Widow of Paris kosher supermarket victim eulogizes husband.

VALERIE BRAHAM eulogizes her husband yesterday. (photo credit: MARC ISRAEL SELLEM/THE JERUSALEM POST)
VALERIE BRAHAM eulogizes her husband yesterday.
(photo credit: MARC ISRAEL SELLEM/THE JERUSALEM POST)
“I am crying, but I know you are all crying with me,” said Valerie Braham as she briefly eulogized her husband, Philippe, in Jerusalem on Tuesday.
She wore a coat against the cold winter wind and spoke softly, with many sad sighs between her words.
But her whispered voice, which was picked up by the microphone, could be heard loudly by the thousands of mourners present at the capital’s Har Hamenuhot cemetery.
“I thank all of you for all of this. I would not have believed this,” Braham said. “Philippe, my beloved, you were a perfect person,” she said after she lit a torch next to her husband’s body, which was wrapped in a prayer shawl. “He was the kind of person who thought of others before himself. He was a wonderful husband who lived for his children.”
As she looked toward the sky, she recalled their son, who died three years ago and is also buried in Israel.
“Now he is with my son,” she said.
Braham asked her husband to protect her and his four remaining children.
One by one, a relative of each of the four terrorist victims from Friday’s attack in a Paris kosher supermarket, delivered a few words.
“You went and left us too soon,” said Yohan Cohen’s uncle as he spoke of his nephew’s bravery in attempting to kill the terrorist.
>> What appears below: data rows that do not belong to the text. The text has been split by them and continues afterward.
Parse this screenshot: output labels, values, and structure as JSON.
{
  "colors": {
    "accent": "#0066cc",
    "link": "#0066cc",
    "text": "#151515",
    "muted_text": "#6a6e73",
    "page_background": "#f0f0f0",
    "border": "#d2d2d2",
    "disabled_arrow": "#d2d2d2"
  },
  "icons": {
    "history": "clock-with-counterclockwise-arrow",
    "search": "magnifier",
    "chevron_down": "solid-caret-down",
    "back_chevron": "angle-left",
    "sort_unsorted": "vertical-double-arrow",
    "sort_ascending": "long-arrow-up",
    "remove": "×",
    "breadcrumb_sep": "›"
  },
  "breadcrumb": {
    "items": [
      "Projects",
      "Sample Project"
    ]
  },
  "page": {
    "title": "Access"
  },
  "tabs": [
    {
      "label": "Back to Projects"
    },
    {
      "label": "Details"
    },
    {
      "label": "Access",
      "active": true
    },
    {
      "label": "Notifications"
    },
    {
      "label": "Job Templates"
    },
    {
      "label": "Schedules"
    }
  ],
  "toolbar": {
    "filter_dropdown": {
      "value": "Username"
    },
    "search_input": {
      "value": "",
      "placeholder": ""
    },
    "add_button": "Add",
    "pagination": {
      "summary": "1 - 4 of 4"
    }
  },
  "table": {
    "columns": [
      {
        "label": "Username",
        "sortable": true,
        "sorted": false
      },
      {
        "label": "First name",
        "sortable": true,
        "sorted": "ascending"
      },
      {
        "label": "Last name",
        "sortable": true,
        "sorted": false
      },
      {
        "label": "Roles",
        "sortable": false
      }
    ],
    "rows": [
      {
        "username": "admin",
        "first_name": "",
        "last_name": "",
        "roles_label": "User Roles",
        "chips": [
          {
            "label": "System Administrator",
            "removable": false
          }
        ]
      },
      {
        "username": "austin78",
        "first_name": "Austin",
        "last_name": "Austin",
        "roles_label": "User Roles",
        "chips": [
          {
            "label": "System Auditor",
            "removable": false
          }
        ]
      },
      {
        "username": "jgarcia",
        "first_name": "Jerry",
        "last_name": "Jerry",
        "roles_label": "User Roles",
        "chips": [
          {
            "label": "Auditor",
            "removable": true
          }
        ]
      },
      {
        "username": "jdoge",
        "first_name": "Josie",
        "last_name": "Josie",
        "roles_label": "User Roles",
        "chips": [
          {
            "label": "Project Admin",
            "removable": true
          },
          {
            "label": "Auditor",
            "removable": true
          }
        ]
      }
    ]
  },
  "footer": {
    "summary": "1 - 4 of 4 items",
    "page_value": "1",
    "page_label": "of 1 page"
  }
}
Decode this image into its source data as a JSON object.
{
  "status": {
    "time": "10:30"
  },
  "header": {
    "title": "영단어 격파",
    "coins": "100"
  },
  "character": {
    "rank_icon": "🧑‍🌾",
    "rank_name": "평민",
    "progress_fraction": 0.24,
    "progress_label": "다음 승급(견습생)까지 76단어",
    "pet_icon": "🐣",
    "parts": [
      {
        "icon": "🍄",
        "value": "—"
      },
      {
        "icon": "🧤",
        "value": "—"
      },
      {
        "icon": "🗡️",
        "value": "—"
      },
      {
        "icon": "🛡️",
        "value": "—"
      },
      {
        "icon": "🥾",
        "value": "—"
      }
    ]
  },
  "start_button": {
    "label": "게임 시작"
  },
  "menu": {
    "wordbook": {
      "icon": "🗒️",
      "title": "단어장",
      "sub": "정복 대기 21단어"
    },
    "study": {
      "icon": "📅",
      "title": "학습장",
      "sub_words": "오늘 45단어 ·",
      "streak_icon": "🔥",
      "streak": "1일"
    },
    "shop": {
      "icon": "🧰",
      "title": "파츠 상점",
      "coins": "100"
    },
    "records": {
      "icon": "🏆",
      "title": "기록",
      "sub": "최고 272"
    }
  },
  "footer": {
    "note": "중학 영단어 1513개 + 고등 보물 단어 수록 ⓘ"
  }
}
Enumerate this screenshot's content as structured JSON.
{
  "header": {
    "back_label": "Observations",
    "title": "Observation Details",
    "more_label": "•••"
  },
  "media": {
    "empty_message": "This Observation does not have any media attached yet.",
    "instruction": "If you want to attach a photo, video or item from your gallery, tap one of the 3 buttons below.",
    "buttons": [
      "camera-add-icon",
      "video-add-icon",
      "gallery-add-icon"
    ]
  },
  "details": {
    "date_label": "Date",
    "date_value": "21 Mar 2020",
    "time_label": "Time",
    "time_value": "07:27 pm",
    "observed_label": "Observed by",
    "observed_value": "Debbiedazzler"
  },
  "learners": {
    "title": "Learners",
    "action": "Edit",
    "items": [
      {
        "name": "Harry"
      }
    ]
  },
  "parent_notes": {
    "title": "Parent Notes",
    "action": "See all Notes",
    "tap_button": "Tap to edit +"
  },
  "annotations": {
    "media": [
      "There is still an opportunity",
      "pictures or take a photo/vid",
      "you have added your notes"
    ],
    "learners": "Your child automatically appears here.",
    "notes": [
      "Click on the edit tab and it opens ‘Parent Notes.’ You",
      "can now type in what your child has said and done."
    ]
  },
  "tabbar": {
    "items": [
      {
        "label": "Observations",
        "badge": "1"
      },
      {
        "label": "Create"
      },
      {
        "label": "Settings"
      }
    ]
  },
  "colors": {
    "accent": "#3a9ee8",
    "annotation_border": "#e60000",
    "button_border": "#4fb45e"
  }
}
“When you stood face to face with terror you did not hesitate. You courageously defended with your life, those in the store.”
He added that he was grateful that France and Israel had allowed Cohen to be buried in Jerusalem.
Rabbi Benjamin Hattab, the chief rabbi of Tunis and the father of Yoav, said he accepted God’s decree.
Jonathan Saada remembered his father, Francois- Michel, as a generous man who devoted his life to his wife, children and his friends.
The four victims were flown from Paris and were buried in Israel in a state funeral. In his eulogy, President Reuven Rivlin spoke a few personal words about each one.
“Phillipe, you wanted to shop for the Sabbath, and what is more Jewish than preparing, shopping on a Friday, for the holy Sabbath day,” Rivlin said. “What can we say to your dear wife, Philippe? What can we say to your three young children, whose cries of ‘Daddy’ will be met with silence?” The president told the mourners that Saada had already purchased an apartment in Israel in advance of making aliya.
“But you will never now be able to affix a mezuza upon the doorpost of your home in Israel,” said Rivlin.
He recalled Cohen’s bravery in the supermarket.
“Yohan, you could have got away, escaped, you could have run – but you did not surrender,” he said. “You fought with the murderer, to save the life of a three-year-old boy. You succeeded in that, but paid with your life. Just 20 years old, and already a hero.”
About Yoav Hattab, who had just returned to Paris from a Taglit-Birthright trip, he said: “You were here, just two weeks ago in Jerusalem. You stood at the Western Wall, you were photographed wrapped in the Israeli flag. Today, you are here for the second, and the final time. As a Jewish hero, at one with us.”